James Cameron is renowned for his filmmaking skills. Ray Dalio is the founder of the world’s largest hedge fund. Both are further passionate about ocean exploration. They have both decided to join Triton Submarines to inspire upcoming generations of ocean explorers and advocates.
“Ray and Jim bring additional business acumen and discipline to the company, creative ideas, and unique opportunities that will amplify and expand on the important work we have accomplished so far,” says Patrick Lahey, Triton Submarines’ founder and president.
The move comes a decade after Cameron’s Deepsea Challenge. This was a record-setting dive, in March 2012, to Earth’s lowest point. He piloted a sub to the bottom of the Mariana Trench in the Pacific Ocean. The sub launched from the late Paul Allen’s superyacht Octopus. Cameron co-designed and co-engineered the craft, based on dozens of prior dives, where he also contributed to vehicle design. In fact, among those dives, he’s completed 33 to visit the wreck of the Titanic. Cameron additionally has developed deep-sea lighting and camera equipment. Naturally, he filmed the Deepsea Challenge experience, in 3D, and released a documentary about it by the same name.
Because of his dedication to ocean exploration, Cameron is also a recipient of National Geographic’s prestigious Hubbard Medal. He says the ability to be inside a sub is crucial to better understanding the oceans. After all, he adds, more than 80 percent of the oceans remain unexplored. “We’re entering an exciting new age of technically enabled ocean exploration reliant on a new suite of marine vehicles, advanced imaging systems, and other tech that will propel ocean science,” Cameron says.

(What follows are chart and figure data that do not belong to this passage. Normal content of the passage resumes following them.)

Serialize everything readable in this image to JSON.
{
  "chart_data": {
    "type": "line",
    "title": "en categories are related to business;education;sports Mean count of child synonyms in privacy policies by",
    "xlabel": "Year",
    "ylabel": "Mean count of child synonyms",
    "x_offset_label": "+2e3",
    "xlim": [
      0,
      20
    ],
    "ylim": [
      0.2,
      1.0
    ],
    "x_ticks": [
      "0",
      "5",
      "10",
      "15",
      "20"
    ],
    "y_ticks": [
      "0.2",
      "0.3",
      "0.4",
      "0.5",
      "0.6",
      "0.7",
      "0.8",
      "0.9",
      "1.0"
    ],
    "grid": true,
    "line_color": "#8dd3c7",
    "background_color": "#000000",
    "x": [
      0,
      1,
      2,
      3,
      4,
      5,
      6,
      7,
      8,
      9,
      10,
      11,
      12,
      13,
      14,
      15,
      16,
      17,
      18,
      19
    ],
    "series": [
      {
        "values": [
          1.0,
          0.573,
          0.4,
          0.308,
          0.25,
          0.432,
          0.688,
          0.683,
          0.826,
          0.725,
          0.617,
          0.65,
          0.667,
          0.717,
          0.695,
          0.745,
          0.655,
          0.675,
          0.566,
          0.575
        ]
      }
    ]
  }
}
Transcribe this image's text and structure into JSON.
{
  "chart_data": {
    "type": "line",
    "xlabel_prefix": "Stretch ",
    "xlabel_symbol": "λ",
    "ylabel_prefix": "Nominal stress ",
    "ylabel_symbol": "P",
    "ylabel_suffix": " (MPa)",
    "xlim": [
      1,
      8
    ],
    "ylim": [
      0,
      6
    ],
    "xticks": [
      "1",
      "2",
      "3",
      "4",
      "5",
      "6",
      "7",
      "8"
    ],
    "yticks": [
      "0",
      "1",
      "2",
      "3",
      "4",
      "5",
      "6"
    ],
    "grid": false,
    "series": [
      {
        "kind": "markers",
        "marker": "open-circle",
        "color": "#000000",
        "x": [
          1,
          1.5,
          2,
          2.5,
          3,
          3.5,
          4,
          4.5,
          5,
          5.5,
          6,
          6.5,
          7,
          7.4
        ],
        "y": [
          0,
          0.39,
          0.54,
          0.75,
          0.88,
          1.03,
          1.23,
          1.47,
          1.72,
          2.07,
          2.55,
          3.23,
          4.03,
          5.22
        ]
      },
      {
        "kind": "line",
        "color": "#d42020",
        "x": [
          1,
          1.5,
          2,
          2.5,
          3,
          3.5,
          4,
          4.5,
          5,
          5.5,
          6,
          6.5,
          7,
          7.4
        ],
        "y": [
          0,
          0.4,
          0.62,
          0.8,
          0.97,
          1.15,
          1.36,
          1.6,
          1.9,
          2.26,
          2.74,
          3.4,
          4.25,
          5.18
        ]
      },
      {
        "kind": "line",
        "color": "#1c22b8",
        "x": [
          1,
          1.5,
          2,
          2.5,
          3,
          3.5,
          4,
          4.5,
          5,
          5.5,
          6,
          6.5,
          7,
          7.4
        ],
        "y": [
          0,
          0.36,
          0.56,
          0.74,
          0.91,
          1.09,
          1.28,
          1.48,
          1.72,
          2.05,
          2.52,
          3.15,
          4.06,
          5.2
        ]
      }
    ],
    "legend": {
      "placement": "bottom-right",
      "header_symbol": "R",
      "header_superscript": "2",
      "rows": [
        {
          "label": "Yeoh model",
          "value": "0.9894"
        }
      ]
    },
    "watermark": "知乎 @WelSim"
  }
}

As for Dalio (pictured at left, with Lahey), he, too, has prior sub experience. He and his son Mark Dalio are the co-founders of OceanX, which explores uncharted oceans and depths. OceanX’s new vessel, OceanExplorer, features media-production rooms and carries two Triton 3300/3 MKII subs. The subs have already contributed to important educational efforts. They’ve made the BBC documentary Blue Planet II possible, for instance. Furthermore, they’re involved in an upcoming National Geographic and Disney series bearing the working title OceanXplorers. Cameron is its executive producer as well.
Dalio is particularly happy with the decision to join Triton Submarines. He cites how the subs suit equipping with both media and scientific equipment, “to bring important discoveries back to everyone.” Additionally, “my long relationship with them has convinced me that they are the best and most cutting-edge builders of non-military subs in the world.”